— Что он говорит? Он говорит я не знаю что!
— Знаю, знаю что: надо ехать в Москву, надо там жениться… Москва запасна на невест… Надо Бржмитржицкому ехать в Москву!
В это время пронеслась мимо почтовая коляска.
— Ах! какой-то Адъютант!.. Ах, это он! он!.. Он, верно, едет в большой свет в Москву! Я не отстану от него!
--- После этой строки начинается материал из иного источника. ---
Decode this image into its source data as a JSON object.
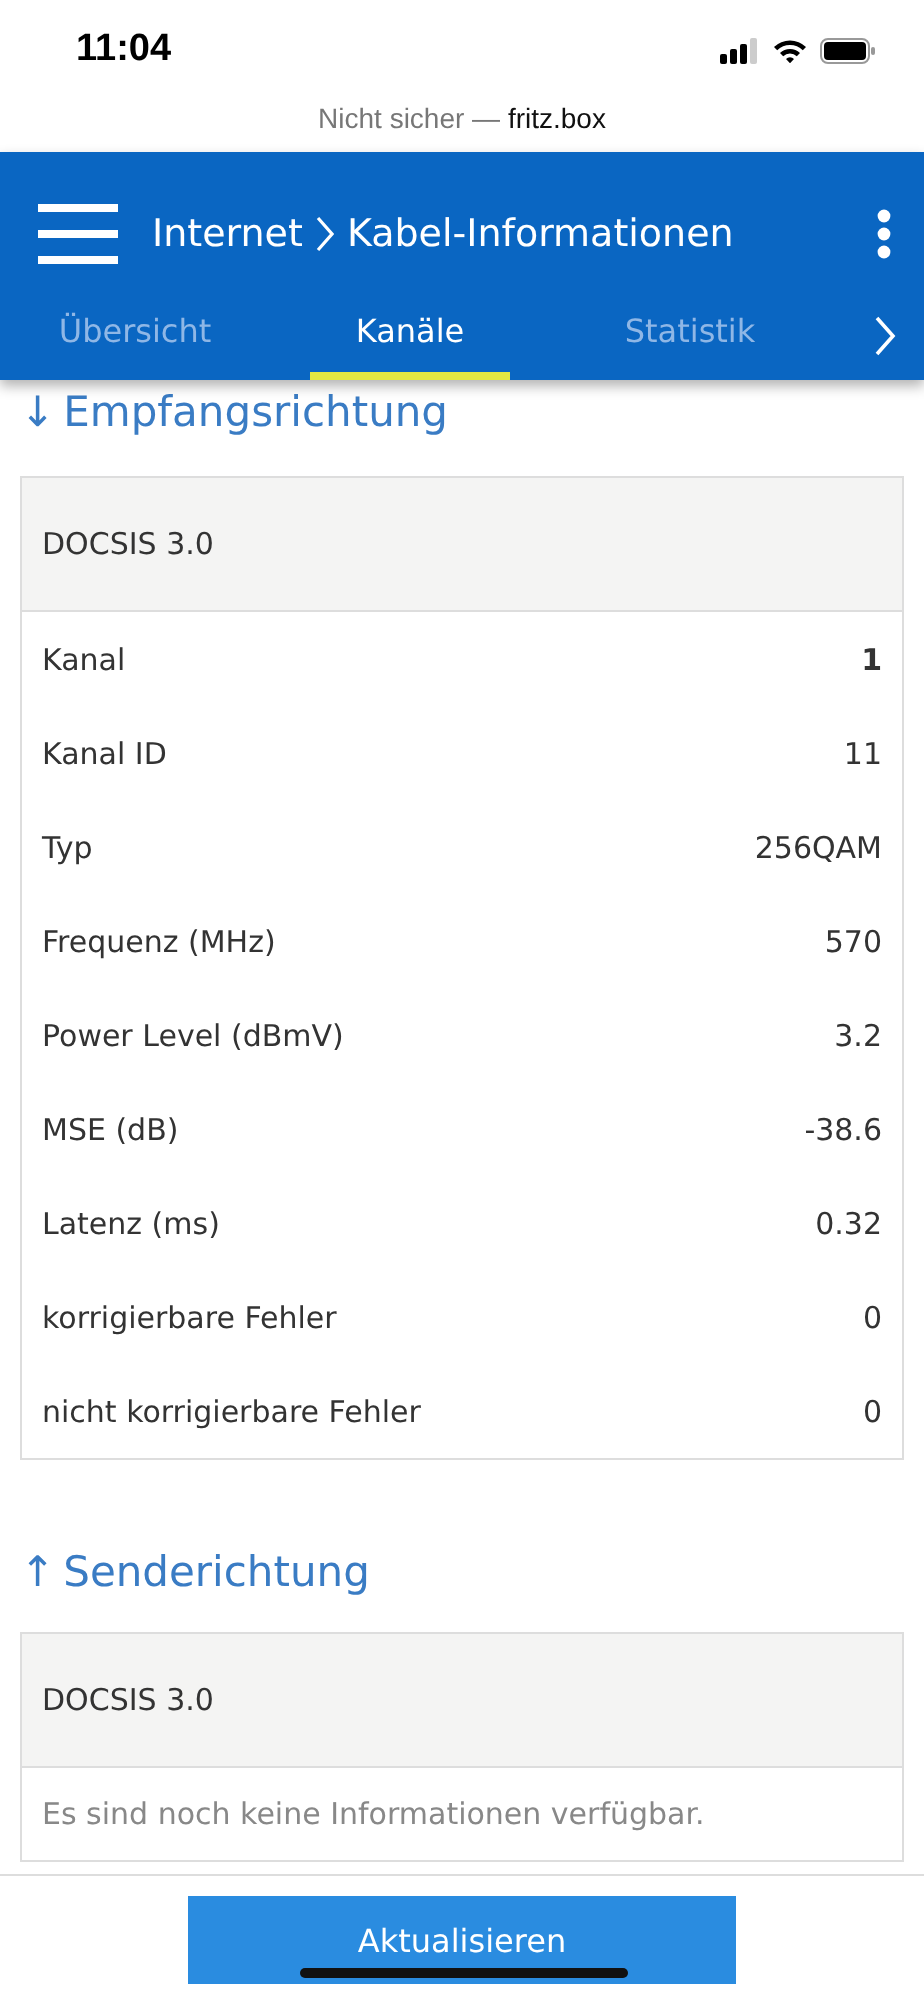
{
  "status_bar": {
    "time": "11:04"
  },
  "url_bar": {
    "prefix": "Nicht sicher —",
    "host": "fritz.box"
  },
  "header": {
    "breadcrumb": [
      "Internet",
      "Kabel-Informationen"
    ]
  },
  "tabs": [
    {
      "label": "Übersicht",
      "selected": false
    },
    {
      "label": "Kanäle",
      "selected": true
    },
    {
      "label": "Statistik",
      "selected": false
    }
  ],
  "sections": [
    {
      "arrow": "↓",
      "title": "Empfangsrichtung",
      "table_title": "DOCSIS 3.0",
      "rows": [
        {
          "label": "Kanal",
          "value": "1",
          "bold": true
        },
        {
          "label": "Kanal ID",
          "value": "11",
          "bold": false
        },
        {
          "label": "Typ",
          "value": "256QAM",
          "bold": false
        },
        {
          "label": "Frequenz (MHz)",
          "value": "570",
          "bold": false
        },
        {
          "label": "Power Level (dBmV)",
          "value": "3.2",
          "bold": false
        },
        {
          "label": "MSE (dB)",
          "value": "-38.6",
          "bold": false
        },
        {
          "label": "Latenz (ms)",
          "value": "0.32",
          "bold": false
        },
        {
          "label": "korrigierbare Fehler",
          "value": "0",
          "bold": false
        },
        {
          "label": "nicht korrigierbare Fehler",
          "value": "0",
          "bold": false
        }
      ]
    },
    {
      "arrow": "↑",
      "title": "Senderichtung",
      "table_title": "DOCSIS 3.0",
      "message": "Es sind noch keine Informationen verfügbar."
    }
  ],
  "button": "Aktualisieren"
}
Сорока запорхала вслед за коляской.
Быстро неслись кони: Адъютант ехал или по самонужнейшей казенной надобности, или по сердечной надобности, или убегал от сердечной тоски. «Пошел скорей!» — повторял он ямщику.
Сорока едва успевала порхать вслед за коляской. Версты, стоящие на дороге, слились в палисад, города и селения в одну длинную улицу.
Сорока утомилась, хотела присесть на дугу.
— Пш — ты, проклятая! — вскричал ямщик, хлопнув бичом. — Видишь привязалась! так и летит следом!
Сорока испугалась бича, отпорхнула от коляски, но не отстает от нее. Летит-летит и посмотрит на Адъютанта.
— Какой он грустной!..
— Ямщик! верно, у вас здесь много сорок? — спросил проезжий Адъютант.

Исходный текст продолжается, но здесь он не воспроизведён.